General Discussion
In reply to the discussion: Platner: Astro-Turfed Authenticity [View all]QueerDuck
(2,502 posts)Exactly! Yes! Thank you! You hit the nail on the head. The other candidates in the primary were seen as "boring," or "too old" and that reality exposes a massive vulnerability in our voter base.
There is a frustrating truth we have to face: Democrats routinely insist on falling in love with a candidate before they'll show up. We want a savior, an orator, or an idealized working-class hero like Platner appeared to be. If a candidate is "too educated," too policy-wonkish, or just lacks that "guy you'd want to have a beer with" charisma, our side loses enthusiasm.

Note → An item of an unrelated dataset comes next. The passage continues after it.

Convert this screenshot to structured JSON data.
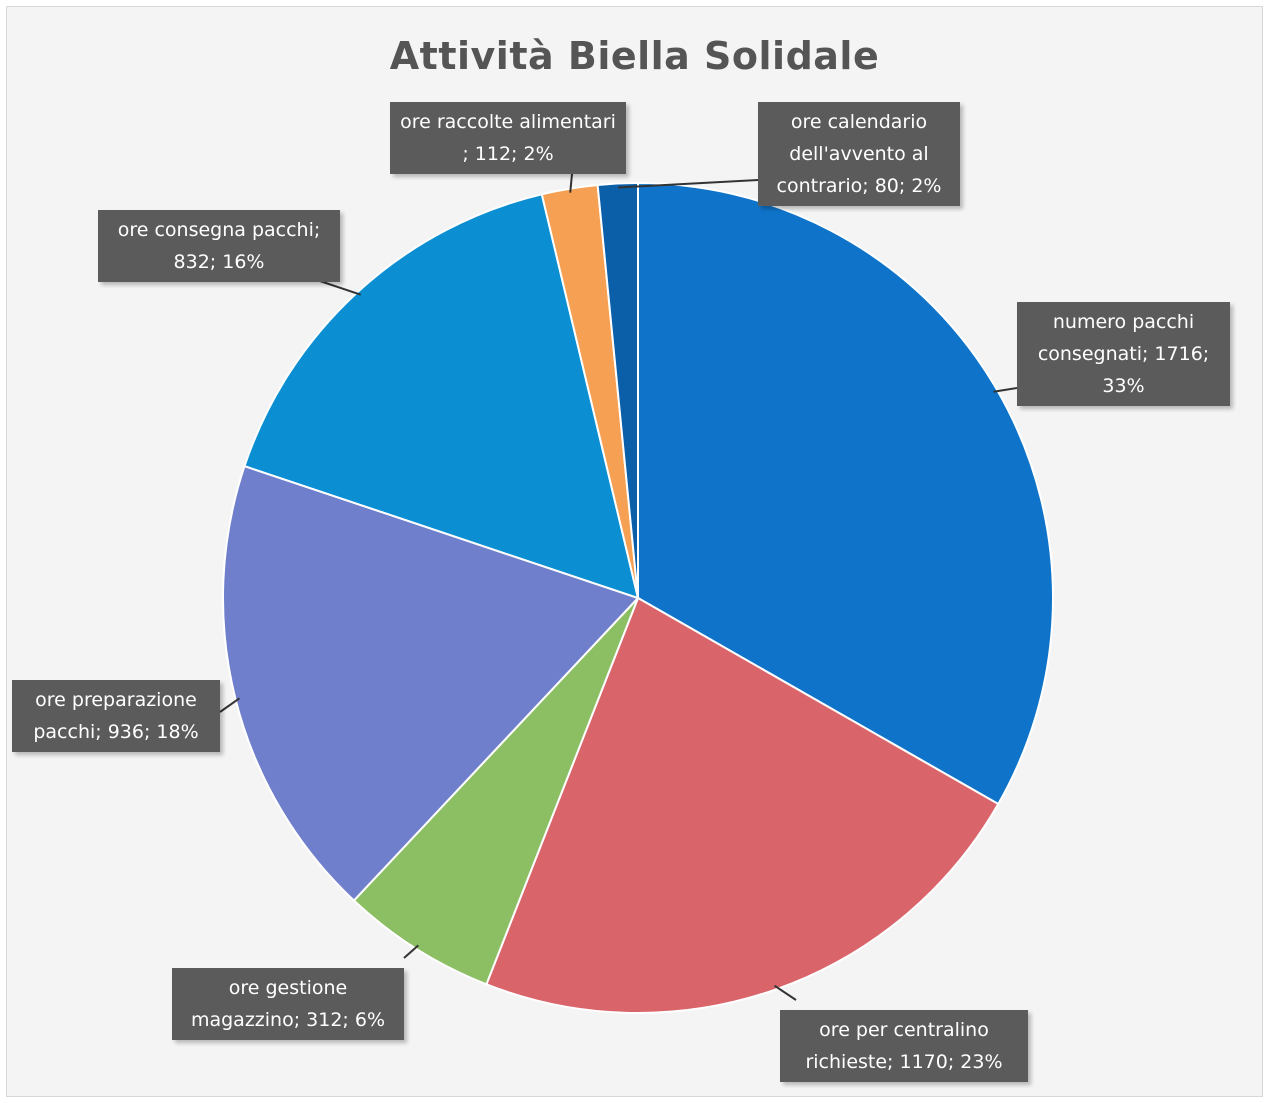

Meanwhile, Republicans operate with cold, transactional discipline. They don't care if their nominee is a flawed, unhinged hypocrite; they fall in line because they understand that a vote is about capturing power, securing judges, and passing policy.
GOP voters will hold their noses and vote for a literal criminal just to advance their agenda. It's frustration to me that too many on our side will stay home or complain on social media if a Democratic nominee doesn't perfectly check every single aesthetic and ideological box. (Too many of us look for reasons to swipe left.)
When we treat elections like a search for a soulmate rather than a chess move, we get burned. Platner was exciting, flashy, and anti-establishment... but in the end he turned out to be an unvetted disaster who almost cost us a crucial Senate seat. (At least we still have a chance of replacing him with a competitive candidate who isn't GUARANTEED to lose against Collins!)
Ultimately, "boring" candidates might not give us butterflies, but they keep the trains running, they pass the legislation, and most importantly, they don't have Nazi tattoos and hidden elite trust funds waiting to explode in the general election.
We dodged a bullet, but we need to stop putting ourselves in the path of the gun.